Von Jean Améry

Der Titel spricht vom Garten des Menschlichen. "In einem Garten gibt es Wege, und ein verständig angelegter Garten zeigt von jedem Blickpunkt aus ein anderes, sinnvolles Bild", heißt es. Also stelle ich mir zunächst einen Garten von Le Notre vor mit sauber zugeschnittenen Büschen, übersichtlichen Kieswegen, gezirkelten Bosketts: Versailles. Aber das ist eine optische Täuschung. Der Garten hat verwildert strotzende Winkel, geheime Lauben, auch Tümpel mit Untiefen. Nichts ist einfach in dem Werk von

Carl Friedrich von Weizsäcker: "Der Garten des Menschlichen. Beiträge zur geschichtlichen Anthropologie"; Hanser Verlag, München 1977; 612 S., 34,– DM

schon deshalb, weil wir es nicht mit einem systematischen, sondern einem systematisierten Buch zu tun haben: Der Verfasser hat eine große Anzahl von Aufsätzen ganz verschiedenen Umfangs und weit ausgreifender thematischer Intention gebündelt zu einem Opus, das uns den Menschen als geschichtliches Wesen und zugleich die Geschichtlichkeit von Natur und Erkenntnis vermitteln will.

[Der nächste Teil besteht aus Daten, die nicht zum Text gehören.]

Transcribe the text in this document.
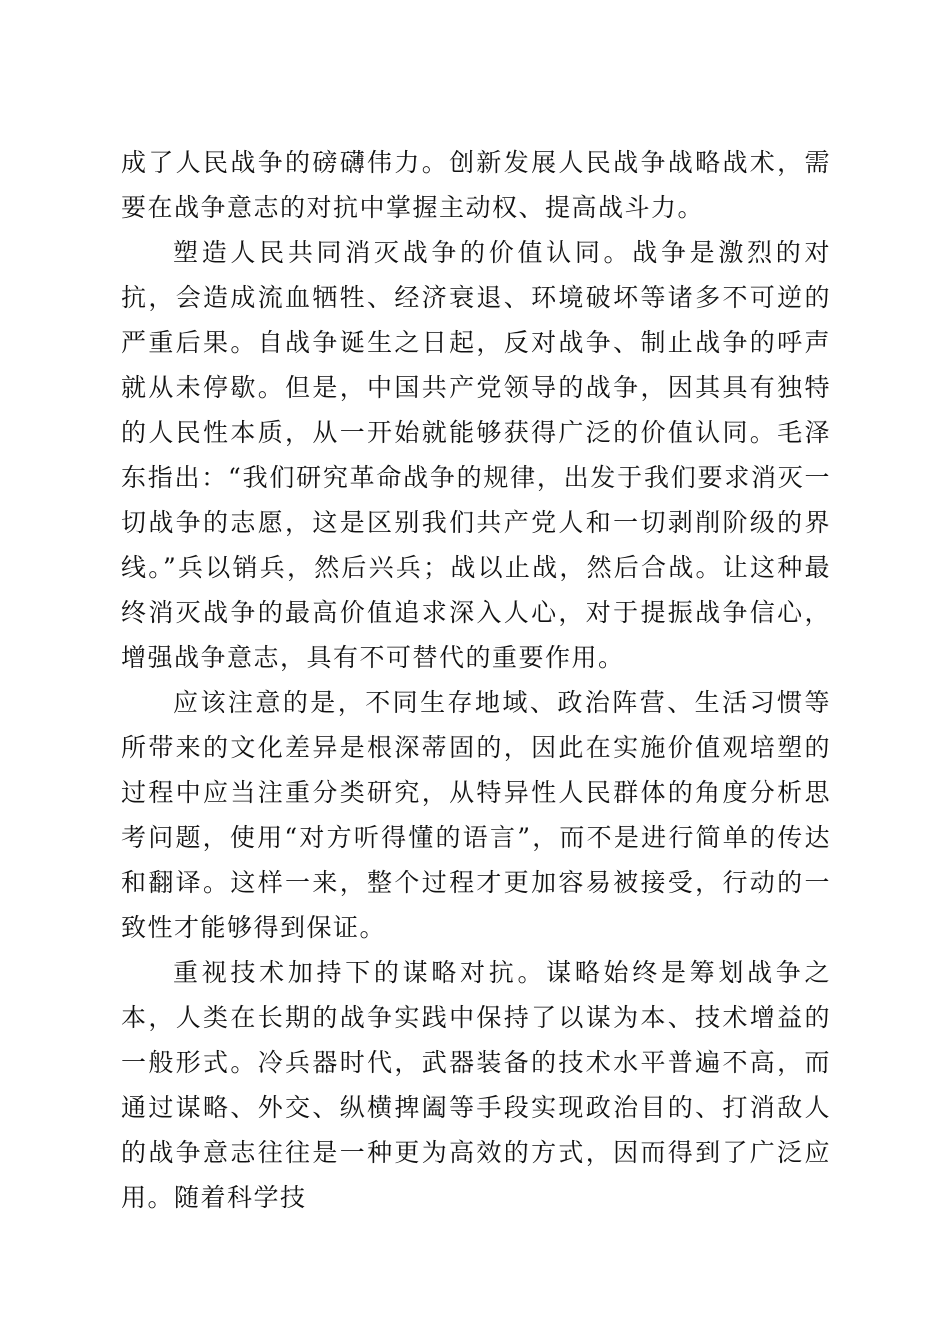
成了人民战争的磅礴伟力。创新发展人民战争战略战术，需要在战争意志的对抗中掌握主动权、提高战斗力。

塑造人民共同消灭战争的价值认同。战争是激烈的对抗，会造成流血牺牲、经济衰退、环境破坏等诸多不可逆的严重后果。自战争诞生之日起，反对战争、制止战争的呼声就从未停歇。但是，中国共产党领导的战争，因其具有独特的人民性本质，从一开始就能够获得广泛的价值认同。毛泽东指出：“我们研究革命战争的规律，出发于我们要求消灭一切战争的志愿，这是区别我们共产党人和一切剥削阶级的界线。”兵以销兵，然后兴兵；战以止战，然后合战。让这种最终消灭战争的最高价值追求深入人心，对于提振战争信心，增强战争意志，具有不可替代的重要作用。

应该注意的是，不同生存地域、政治阵营、生活习惯等所带来的文化差异是根深蒂固的，因此在实施价值观培塑的过程中应当注重分类研究，从特异性人民群体的角度分析思考问题，使用“对方听得懂的语言”，而不是进行简单的传达和翻译。这样一来，整个过程才更加容易被接受，行动的一致性才能够得到保证。

重视技术加持下的谋略对抗。谋略始终是筹划战争之本，人类在长期的战争实践中保持了以谋为本、技术增益的一般形式。冷兵器时代，武器装备的技术水平普遍不高，而通过谋略、外交、纵横捭阖等手段实现政治目的、打消敌人的战争意志往往是一种更为高效的方式，因而得到了广泛应用。随着科学技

Die erste – und bleibende – Gefühlslage, in die mich die Lektüre der Arbeit versetzte, war die des Respekts. Auch die einer fast bangen Unsicherheit. Denn wie soll man ein Werk rezensieren, dessen Autor über ein Wissensvolumen verfügt, das schlechthin, stupend ist und das des Rezensenten ohne jede Vergleichsmöglichkeit übersteigt? Das geht von Plato zur fernöstlichen Lebensweisheit, von Kybernetik zur aktuellen Gesellschaftsphilosophie, von protestantischer Theologie zur Hegel-Kritik, von Wahrnehmungspsychologie zur Epistemologie – und zu was allem noch! Man ist als Jahrgangsgenosse des Verfassers ganz außerstande zu begreifen, wie ein Mensch einen so ungeheuren Wissensstoff hat aufsammeln können, ganz jenseits seines eigentlichen Fachgebiets, der theoretischen Physik!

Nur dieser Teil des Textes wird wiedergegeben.